Golding Wood operation
It is also known as Tympanic neurectomy.This procedure is performed to decrease salivary flow by interrupting parasympathetic fibers of Jacobson's nerve. It was first performed by Golding Wood hence goes by the term “Golding Wood operation”.
1. In excessive drooling caused by neurological disorders
2. Frey syndrome following parotid surgery
3. Recurrent inflammation of parotid gland if conventional medical management fails
Can be performed both under local / General anesthesia.Postero superior tympanomeatal flap is created and carried down up to the level of annulus. The incision should be fashioned in such a way that if need arises it can be extended anteriorly along the inferior canal wall to about 5 o clock position. This extension of incision helps in the evaluation of the inferior most portion of the nerve as it enters through the floor of hypotympanum.

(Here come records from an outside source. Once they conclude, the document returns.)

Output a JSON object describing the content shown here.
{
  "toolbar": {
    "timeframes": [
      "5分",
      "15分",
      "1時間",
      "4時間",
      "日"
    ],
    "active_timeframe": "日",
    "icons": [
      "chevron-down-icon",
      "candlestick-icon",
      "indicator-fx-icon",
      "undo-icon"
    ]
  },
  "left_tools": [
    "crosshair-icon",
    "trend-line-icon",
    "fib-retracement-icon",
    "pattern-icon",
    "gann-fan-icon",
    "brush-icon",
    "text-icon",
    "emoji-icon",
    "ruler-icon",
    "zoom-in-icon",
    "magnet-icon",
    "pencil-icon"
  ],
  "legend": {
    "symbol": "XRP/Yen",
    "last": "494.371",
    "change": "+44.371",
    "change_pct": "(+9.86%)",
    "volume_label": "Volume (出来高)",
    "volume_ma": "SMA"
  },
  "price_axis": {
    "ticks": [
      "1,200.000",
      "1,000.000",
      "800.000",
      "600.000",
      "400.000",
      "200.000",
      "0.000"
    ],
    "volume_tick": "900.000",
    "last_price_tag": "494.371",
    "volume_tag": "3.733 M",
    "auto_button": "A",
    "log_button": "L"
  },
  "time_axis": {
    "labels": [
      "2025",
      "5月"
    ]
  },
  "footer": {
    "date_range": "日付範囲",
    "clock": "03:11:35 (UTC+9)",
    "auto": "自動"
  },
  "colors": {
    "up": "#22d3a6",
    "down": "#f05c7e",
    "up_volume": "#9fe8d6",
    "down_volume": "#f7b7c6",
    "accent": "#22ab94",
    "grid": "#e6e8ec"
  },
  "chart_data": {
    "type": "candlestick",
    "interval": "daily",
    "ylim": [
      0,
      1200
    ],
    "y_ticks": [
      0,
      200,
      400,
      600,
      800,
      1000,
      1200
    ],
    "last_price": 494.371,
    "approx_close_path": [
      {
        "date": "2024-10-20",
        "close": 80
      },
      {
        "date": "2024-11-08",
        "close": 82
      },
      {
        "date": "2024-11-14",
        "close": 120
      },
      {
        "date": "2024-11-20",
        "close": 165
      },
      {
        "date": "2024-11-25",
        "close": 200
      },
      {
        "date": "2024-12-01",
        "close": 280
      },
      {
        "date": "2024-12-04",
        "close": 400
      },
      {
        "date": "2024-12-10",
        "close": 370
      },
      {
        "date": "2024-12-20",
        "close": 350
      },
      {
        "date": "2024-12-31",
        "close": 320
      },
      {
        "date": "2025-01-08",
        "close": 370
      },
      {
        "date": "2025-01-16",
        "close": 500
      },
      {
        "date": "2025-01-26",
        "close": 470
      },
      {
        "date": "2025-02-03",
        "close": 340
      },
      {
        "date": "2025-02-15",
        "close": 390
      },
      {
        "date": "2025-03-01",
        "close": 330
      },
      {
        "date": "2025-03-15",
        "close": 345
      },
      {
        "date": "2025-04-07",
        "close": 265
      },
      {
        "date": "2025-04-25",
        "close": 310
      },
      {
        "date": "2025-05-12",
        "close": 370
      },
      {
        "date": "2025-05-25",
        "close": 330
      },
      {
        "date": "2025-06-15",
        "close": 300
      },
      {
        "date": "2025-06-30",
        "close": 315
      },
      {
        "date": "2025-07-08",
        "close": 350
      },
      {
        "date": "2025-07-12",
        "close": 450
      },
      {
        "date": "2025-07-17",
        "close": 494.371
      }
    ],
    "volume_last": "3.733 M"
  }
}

The annulus is dissected off its groove and is pushed forwards to 5 o clock position anteriorly and superiorly up to the short process of malleus. After elevation of the tympanic membrane the jacobson's nerve is identified at the promontory as it crosses from inferior to superior direction. This nerve may be completely exposed or partially covered by bone. The hypotympanic portion of this nerve is searched for its antero inferior branch which should be sought and avulsed. This nerve identified at the promontory should be cleared off its bony covering if present and avulsed completely.Even though majority of parasympathetic nerve supply to the parotid is via the tympanic nerve, it has been demonstrated that chorda tympani nerve also carries a few parasympathetic fibers.The decision to avulse chorda tympanic nerve along with Jacobson's nerve is highly controversial as it can lead to troublesome xerostomia.